For Southeast Asian financial regulators and institutions, these developments carry direct implications. The region's banking systems are increasingly integrated into global payment networks and capital flows, exposing them to cyber threats that originate from anywhere on the globe. Yet many Southeast Asian regulatory authorities lack the technical specialisation or resources to independently develop and deploy advanced AI-based supervision tools. Participation in FINMA's international forum and similar collaborative frameworks provides a pathway to acquire sophisticated capabilities without bearing the full cost of in-house development, though questions remain about whether such tools can be effectively localised for non-English financial markets or regulatory environments with distinct structural features.
The strategic calculation underpinning regulatory AI adoption reflects a harder realism about the asymmetry between defender and attacker dynamics in cybersecurity. Traditional compliance regimes assume regulators possess sufficient time to detect violations, initiate enforcement procedures, and impose corrective measures before systemic harm materialises. AI-enabled attacks compress these timelines to seconds or milliseconds, making human-speed regulatory response structurally obsolete. By automating detection and embedding preventive controls, regulators attempt to rebalance this asymmetry. However, the approach introduces new risks: automated systems themselves become targets for manipulation, and the centralisation of supervisory capability in AI platforms creates single points of failure with potentially economy-wide consequences.

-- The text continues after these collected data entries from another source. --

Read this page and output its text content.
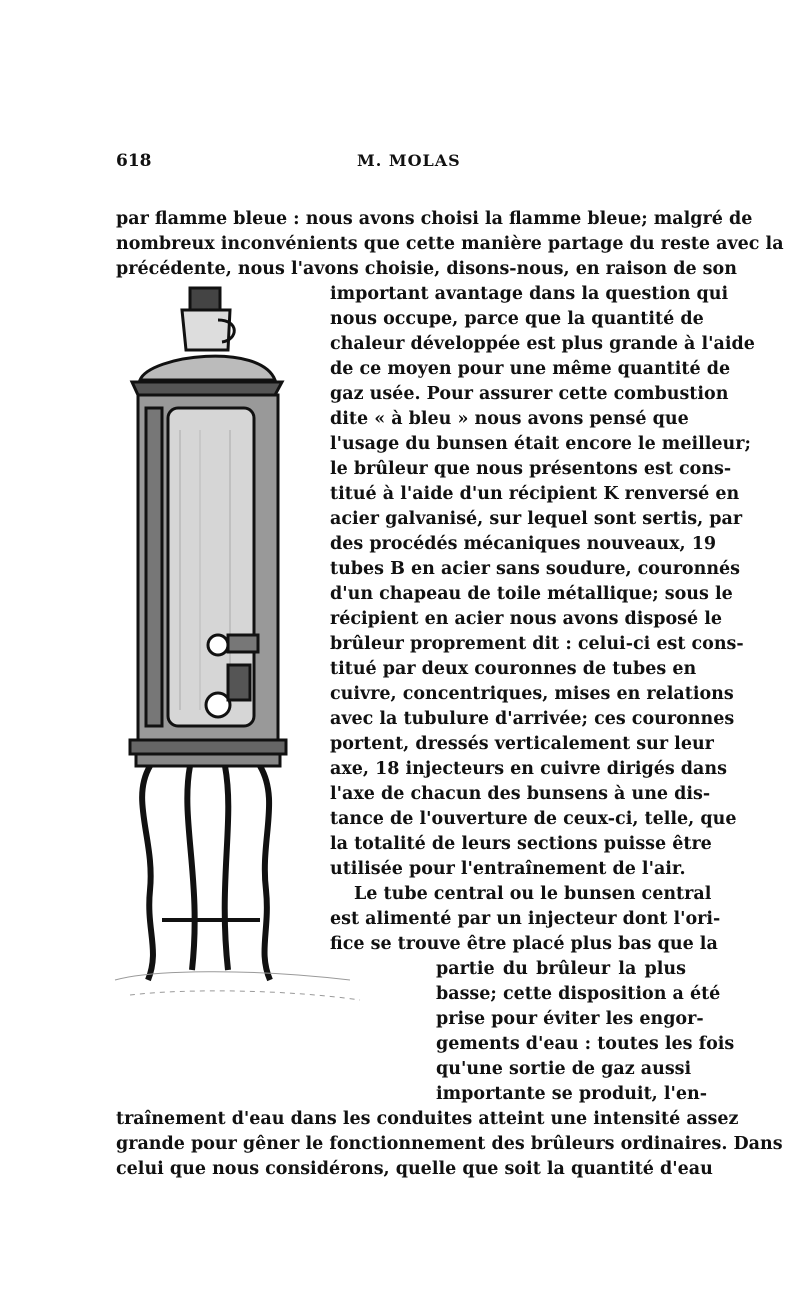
618	M. MOLAS
par flamme bleue : nous avons choisi la flamme bleue; malgré de
nombreux inconvénients que cette manière partage du reste avec la
précédente, nous l'avons choisie, disons-nous, en raison de son
important avantage dans la question qui
nous occupe, parce que la quantité de
chaleur développée est plus grande à l'aide
de ce moyen pour une même quantité de
gaz usée. Pour assurer cette combustion
dite « à bleu » nous avons pensé que
l'usage du bunsen était encore le meilleur;
le brûleur que nous présentons est cons-
titué à l'aide d'un récipient K renversé en
acier galvanisé, sur lequel sont sertis, par
des procédés mécaniques nouveaux, 19
tubes B en acier sans soudure, couronnés
d'un chapeau de toile métallique; sous le
récipient en acier nous avons disposé le
brûleur proprement dit : celui-ci est cons-
titué par deux couronnes de tubes en
cuivre, concentriques, mises en relations
avec la tubulure d'arrivée; ces couronnes
portent, dressés verticalement sur leur
axe, 18 injecteurs en cuivre dirigés dans
l'axe de chacun des bunsens à une dis-
tance de l'ouverture de ceux-ci, telle, que
la totalité de leurs sections puisse être
utilisée pour l'entraînement de l'air.
Le tube central ou le bunsen central
est alimenté par un injecteur dont l'ori-
fice se trouve être placé plus bas que la
partie du brûleur la plus
basse; cette disposition a été
prise pour éviter les engor-
gements d'eau : toutes les fois
qu'une sortie de gaz aussi
importante se produit, l'en-
traînement d'eau dans les conduites atteint une intensité assez
grande pour gêner le fonctionnement des brûleurs ordinaires. Dans
celui que nous considérons, quelle que soit la quantité d'eau
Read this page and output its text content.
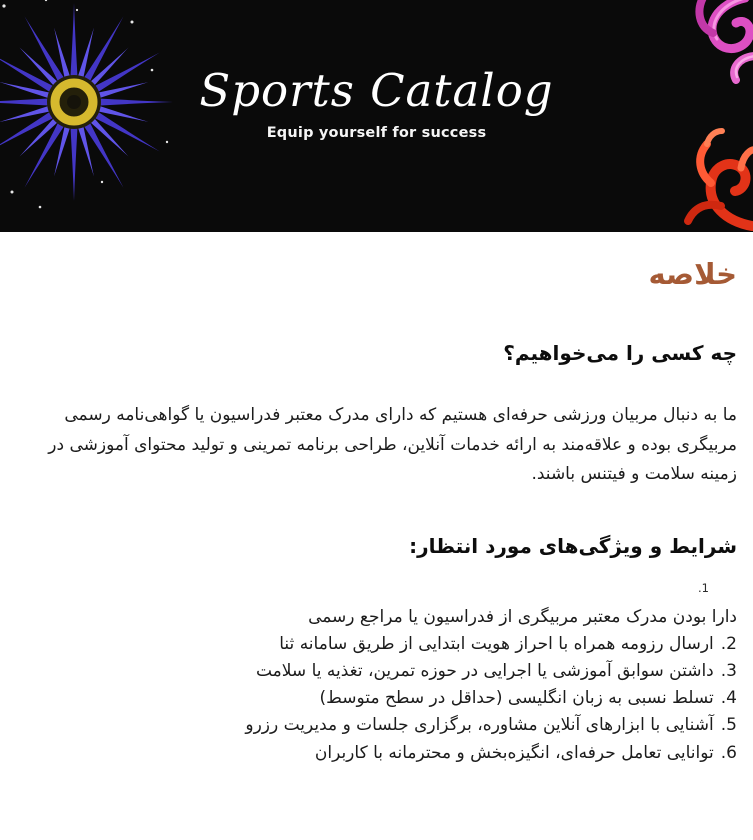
Sports Catalog
Equip yourself for success
خلاصه
چه کسی را می‌خواهیم؟

ما به دنبال مربیان ورزشی حرفه‌ای هستیم که دارای مدرک معتبر فدراسیون یا گواهی‌نامه رسمی مربیگری بوده و علاقه‌مند به ارائه خدمات آنلاین، طراحی برنامه تمرینی و تولید محتوای آموزشی در زمینه سلامت و فیتنس باشند.

شرایط و ویژگی‌های مورد انتظار:
1.
دارا بودن مدرک معتبر مربیگری از فدراسیون یا مراجع رسمی
2.ارسال رزومه همراه با احراز هویت ابتدایی از طریق سامانه ثنا
3.داشتن سوابق آموزشی یا اجرایی در حوزه تمرین، تغذیه یا سلامت
4.تسلط نسبی به زبان انگلیسی (حداقل در سطح متوسط)
5.آشنایی با ابزارهای آنلاین مشاوره، برگزاری جلسات و مدیریت رزرو
6.توانایی تعامل حرفه‌ای، انگیزه‌بخش و محترمانه با کاربران
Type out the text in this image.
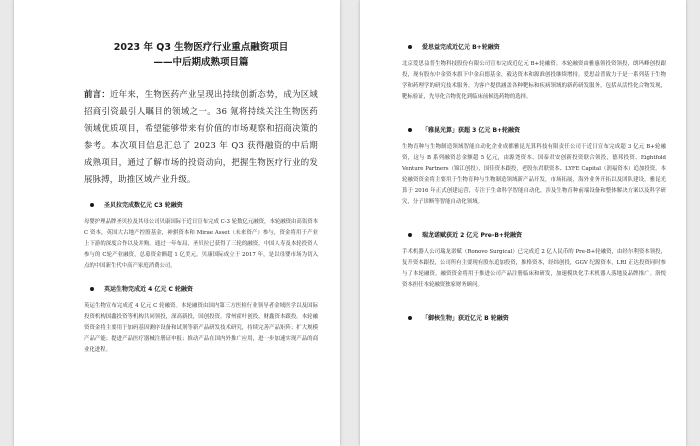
2023 年 Q3 生物医疗行业重点融资项目
——中后期成熟项目篇

前言：近年来，生物医药产业呈现出持续创新态势，成为区域招商引资最引人瞩目的领域之一。36 氪将持续关注生物医药领域优质项目，希望能够带来有价值的市场观察和招商决策的参考。本次项目信息汇总了 2023 年 Q3 获得融资的中后期成熟项目，通过了解市场的投资动向，把握生物医疗行业的发展脉搏，助推区域产业升级。

圣贝拉完成数亿元 C3 轮融资

母婴护理品牌圣贝拉及其母公司贝康国际于近日宣布完成 C-3 轮数亿元融资，本轮融资由高瓴资本 C 资本，英国大古地产控股基金，神骐资本和 Mirae Asset（未来资产）参与，资金将用于产业上下游的深度合作以及并购。通过一年布局，圣贝拉已获得了三轮的融资，中国人寿及本轮投资人参与的 C轮产业融资，总募资金额超 1 亿美元。贝康国际成立于 2017 年，是以母婴市场为切入点的中国新生代中高产家庭消费公司。

英运生物完成近 4 亿元 C 轮融资

英运生物宣布完成近 4 亿元 C 轮融资。本轮融资由国内第三方医检行业领导者金域医学以及国际投资机构国鑫投资等机构共同领投，深高新投，国创投资，常州霍叶创投，财鑫资本跟投。本轮融资资金将主要用于加码基因测序设备和试剂等新产品研发技术研究，持续完善产品矩阵；扩大规模产品产能；提进产品医疗器械注册证申报；推动产品在国内外推广应用，进一步加速实现产品的商业化进程。

爱思益完成近亿元 B+轮融资

北京爱思益普生物科技股份有限公司宣布完成近亿元 B+轮融资。本轮融资由雅惠领投资领投，朗玛峰创投跟投，现有股东中金资本旗下中金启德基金，毅达资本和源准创投继续增持。爱思益普致力于是一系列基于生物学和药理学的研究技术服务，为客户提供涵盖各种靶标和疾病领域的新药研发服务，包括从活性化合物发现，靶标验证，先导化合物优化到临床前候选药物的选择。

「雅昆光算」获超 3 亿元 B+轮融资

生物育种与生物制造领域智能自动化企业成都雅昆光算科技有限责任公司于近日宣布完成超 3 亿元 B+轮融资，这与 B 系列融资总金额超 5 亿元，由源尧资本、国泰君安创新投资联合领投，德邦投资、Eightfold Venture Partners（锦江创投），国佳资本跟投，老股东君联资本、LYFE Capital（润福资本）追加投资。本轮融资资金将主要用于生物育种与生物制造领域新产品开发，市场拓展，海外业务开拓以及团队建设。雅昆光算于 2016 年正式创建运营，专注于生命科学智能自动化，涉及生物育种前端设备和整体解决方案以及科学研究，分子诊断等智能自动化领域。

瑞龙诺赋获近 2 亿元 Pre-B+轮融资

手术机器人公司瑞龙诺赋（Ronovo Surgical）已完成近 2 亿人民币的 Pre-B+轮融资，由经尔利资本领投，复升资本跟投，公司所有主要现有股东追加投资，推格资本，经纬创投，GGV 纪源资本，LRI 正达投资同时参与了本轮融资。融资资金将用于推进公司产品注册临床和研发，加速模块化手术机器人落地及品牌推广。洛悦资本担任本轮融资独家财务顾问。

「御核生物」获近亿元 B 轮融资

Amstad's conviction that AI testing and vulnerability assessment must occur before systems are deployed operationally reflects hard-won lessons from the technology sector's repeated cycles of damage-control retrofitting. Rather than permitting financial institutions to roll out AI applications and then managing downstream crises, the supervisory approach emphasises rigorous pre-deployment stress-testing. This stance challenges prevailing innovation incentives within the financial technology sector, where speed to market traditionally outweighs exhaustive safety validation. Reconciling accelerated AI deployment in financial systems with adequate safety assurance remains an unresolved institutional challenge.
Looking forward, the international supervisory technology framework represents an experiment in whether regulatory institutions can evolve governance approaches as rapidly as the technological landscape itself transforms. Success will require sustained coordination across jurisdictions with competing economic interests, technical investment proportional to emerging threats, and institutional cultures willing to abandon legacy processes. For Malaysia and other Southeast Asian nations, participating in and learning from this international supervisory innovation may prove more cost-effective than attempting to develop indigenous regulatory AI capabilities in isolation.